Here are the codes-of-position for this purpose-built site:

1. 6875' @ 162-degrees.

The sum of 68.75-miles was 1-degree of equatorial arc under the 24750-mile ("11"-family) navigational method.

The 162 value represented "rounded PHI" (1.6180339 rounded to 1.62). Mathematical progressions based upon this value provide a raft of highly useful numbers used in all manner of ancient calculations (lunar, navigational, etc.)

2. 6875' @ 162.5-degrees.

The 162.5 value is a part of a progression used in calendar calculations.

3. 6912' @ 163.35-degrees.

The sum of 69.12-miles would be 1-degree of arc for a world configured to be 24883.2-miles in circumference (12 X 12 X 12 X 12 X 1.2).

The sum of 16335' would be 1/8000th of the 24750-mile equatorial circumference.

4. 6912' @ 343.75-degrees.

The sum of 34.375-miles would be 1/2 of 1-degree of arc in a world configured to be 24750-miles in circumference.

A line is seen to traverse through the centre of Burrian Broch's "V" trench and resolve upon one of the Ling Holm islets. This distance is 7560', or 1.25 minutes of equatorial arc. Where the line touches Burrian Broch's southern side, the distance covered from Ring o' Brodgar is 6804' (coding the lunar nutation cycle).


There's another "Burrian Broch" situated to the NE across the Harray Loch.

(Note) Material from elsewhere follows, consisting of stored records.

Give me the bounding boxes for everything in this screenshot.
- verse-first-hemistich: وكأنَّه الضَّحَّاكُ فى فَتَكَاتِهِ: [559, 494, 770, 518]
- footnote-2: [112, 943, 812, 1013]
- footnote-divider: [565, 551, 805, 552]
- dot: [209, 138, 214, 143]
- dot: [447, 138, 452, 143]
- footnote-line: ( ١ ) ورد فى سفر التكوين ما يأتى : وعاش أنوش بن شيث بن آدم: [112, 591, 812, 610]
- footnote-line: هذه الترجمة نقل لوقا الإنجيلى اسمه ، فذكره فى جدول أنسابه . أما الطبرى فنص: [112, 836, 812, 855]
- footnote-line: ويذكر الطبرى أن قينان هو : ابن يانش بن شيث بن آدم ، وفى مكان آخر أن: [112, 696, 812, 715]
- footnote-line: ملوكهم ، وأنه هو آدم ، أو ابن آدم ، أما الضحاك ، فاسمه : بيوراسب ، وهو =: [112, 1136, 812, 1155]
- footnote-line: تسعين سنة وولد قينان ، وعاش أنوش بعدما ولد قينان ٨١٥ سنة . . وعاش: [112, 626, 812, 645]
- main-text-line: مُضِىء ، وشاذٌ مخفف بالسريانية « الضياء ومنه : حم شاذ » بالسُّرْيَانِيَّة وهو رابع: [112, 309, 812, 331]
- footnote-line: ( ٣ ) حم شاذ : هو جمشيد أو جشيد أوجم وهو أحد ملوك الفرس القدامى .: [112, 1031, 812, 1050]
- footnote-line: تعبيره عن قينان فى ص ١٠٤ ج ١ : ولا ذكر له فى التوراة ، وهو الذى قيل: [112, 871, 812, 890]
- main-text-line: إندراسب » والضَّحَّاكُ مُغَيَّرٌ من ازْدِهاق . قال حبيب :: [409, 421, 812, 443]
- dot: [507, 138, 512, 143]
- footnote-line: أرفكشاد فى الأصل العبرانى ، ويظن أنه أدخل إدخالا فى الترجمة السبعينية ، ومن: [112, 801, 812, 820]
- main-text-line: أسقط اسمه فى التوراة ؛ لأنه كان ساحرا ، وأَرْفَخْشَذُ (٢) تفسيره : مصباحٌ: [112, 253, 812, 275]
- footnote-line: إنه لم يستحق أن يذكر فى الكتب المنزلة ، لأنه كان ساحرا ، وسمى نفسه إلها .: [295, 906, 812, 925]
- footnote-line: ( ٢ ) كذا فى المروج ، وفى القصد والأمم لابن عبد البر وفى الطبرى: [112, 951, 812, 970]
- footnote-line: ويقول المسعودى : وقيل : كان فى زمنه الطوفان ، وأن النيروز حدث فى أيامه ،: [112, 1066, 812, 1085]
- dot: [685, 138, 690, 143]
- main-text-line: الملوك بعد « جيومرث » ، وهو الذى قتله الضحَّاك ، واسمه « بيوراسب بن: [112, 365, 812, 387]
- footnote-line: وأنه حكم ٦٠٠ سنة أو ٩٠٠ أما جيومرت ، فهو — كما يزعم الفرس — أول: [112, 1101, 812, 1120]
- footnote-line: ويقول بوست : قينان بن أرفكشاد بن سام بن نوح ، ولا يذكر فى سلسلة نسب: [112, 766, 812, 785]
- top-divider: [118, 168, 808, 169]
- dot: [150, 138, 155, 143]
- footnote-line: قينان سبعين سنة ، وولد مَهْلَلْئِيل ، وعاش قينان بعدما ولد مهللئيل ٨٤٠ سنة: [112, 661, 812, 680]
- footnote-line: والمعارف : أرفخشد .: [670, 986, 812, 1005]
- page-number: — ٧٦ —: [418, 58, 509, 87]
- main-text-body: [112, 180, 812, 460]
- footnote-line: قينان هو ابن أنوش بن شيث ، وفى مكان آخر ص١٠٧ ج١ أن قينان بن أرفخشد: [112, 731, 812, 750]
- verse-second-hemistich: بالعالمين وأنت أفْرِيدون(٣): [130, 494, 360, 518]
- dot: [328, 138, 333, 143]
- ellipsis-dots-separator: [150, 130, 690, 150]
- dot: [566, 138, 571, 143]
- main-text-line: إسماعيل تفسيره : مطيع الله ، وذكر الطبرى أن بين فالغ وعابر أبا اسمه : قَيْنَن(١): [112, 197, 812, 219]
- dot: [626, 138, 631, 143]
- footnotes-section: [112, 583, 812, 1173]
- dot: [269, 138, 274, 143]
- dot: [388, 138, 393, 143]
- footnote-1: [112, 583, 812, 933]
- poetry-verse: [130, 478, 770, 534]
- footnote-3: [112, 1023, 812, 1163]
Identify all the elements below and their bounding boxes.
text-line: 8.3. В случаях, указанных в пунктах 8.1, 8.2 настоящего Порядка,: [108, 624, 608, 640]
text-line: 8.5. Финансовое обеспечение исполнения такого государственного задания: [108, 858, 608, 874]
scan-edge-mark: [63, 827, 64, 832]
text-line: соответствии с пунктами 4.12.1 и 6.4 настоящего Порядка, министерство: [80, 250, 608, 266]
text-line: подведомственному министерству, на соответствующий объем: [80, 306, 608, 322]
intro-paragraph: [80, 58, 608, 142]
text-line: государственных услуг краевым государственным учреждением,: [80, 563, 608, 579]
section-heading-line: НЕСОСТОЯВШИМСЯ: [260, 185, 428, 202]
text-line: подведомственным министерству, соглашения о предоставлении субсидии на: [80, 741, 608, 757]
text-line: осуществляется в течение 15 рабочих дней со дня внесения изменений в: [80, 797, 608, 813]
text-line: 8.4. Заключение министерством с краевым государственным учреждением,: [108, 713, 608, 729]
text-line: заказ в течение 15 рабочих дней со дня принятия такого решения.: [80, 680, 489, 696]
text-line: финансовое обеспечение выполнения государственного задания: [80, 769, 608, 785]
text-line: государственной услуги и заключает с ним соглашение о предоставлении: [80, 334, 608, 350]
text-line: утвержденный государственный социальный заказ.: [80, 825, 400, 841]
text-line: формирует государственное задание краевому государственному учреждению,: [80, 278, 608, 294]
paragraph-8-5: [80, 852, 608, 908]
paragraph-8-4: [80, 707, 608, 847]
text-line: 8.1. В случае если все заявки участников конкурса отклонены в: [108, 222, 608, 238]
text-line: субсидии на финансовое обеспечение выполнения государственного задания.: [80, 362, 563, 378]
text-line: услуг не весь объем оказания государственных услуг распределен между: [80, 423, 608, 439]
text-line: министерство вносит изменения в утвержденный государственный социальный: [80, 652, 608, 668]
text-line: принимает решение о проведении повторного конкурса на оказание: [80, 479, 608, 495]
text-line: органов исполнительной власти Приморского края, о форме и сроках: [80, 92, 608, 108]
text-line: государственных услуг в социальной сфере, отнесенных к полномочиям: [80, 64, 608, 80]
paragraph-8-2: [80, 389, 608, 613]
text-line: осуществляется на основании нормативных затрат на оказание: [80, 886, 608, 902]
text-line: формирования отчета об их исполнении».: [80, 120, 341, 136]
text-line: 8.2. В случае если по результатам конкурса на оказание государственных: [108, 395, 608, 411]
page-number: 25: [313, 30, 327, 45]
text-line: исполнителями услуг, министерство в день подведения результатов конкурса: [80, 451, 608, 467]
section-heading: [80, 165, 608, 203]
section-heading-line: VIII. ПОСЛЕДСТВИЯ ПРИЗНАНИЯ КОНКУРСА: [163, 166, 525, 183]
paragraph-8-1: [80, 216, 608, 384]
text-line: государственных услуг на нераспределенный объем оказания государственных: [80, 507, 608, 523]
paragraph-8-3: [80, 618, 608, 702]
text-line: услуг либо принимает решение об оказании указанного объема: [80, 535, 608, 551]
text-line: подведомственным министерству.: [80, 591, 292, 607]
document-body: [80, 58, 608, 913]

This other "Burrian Broch" displays the same design attributes as its counterpart across the loch to the SW, including a central sighting trench that orientates directly towards Ring o' Brodgar.

The bracketing vectors of this brock range from .8 of a degree to 1-degree. The central trough or ditch sits 1 Greek league or 16406.25' (based upon the usual formula of a league being 3.125-miles) out from Ring o' Brodgar's centre.

The main distance code to fall upon the broch from Ring o' Brodgar was 16335', which would equate to 1/8000th of the 24750-mile equatorial circumference.

One can readily see why these latter-era "brochs" were carefully positioned to sit precisely over the top of earlier, simpler, surveying marker structures like chambered cairns or mounds.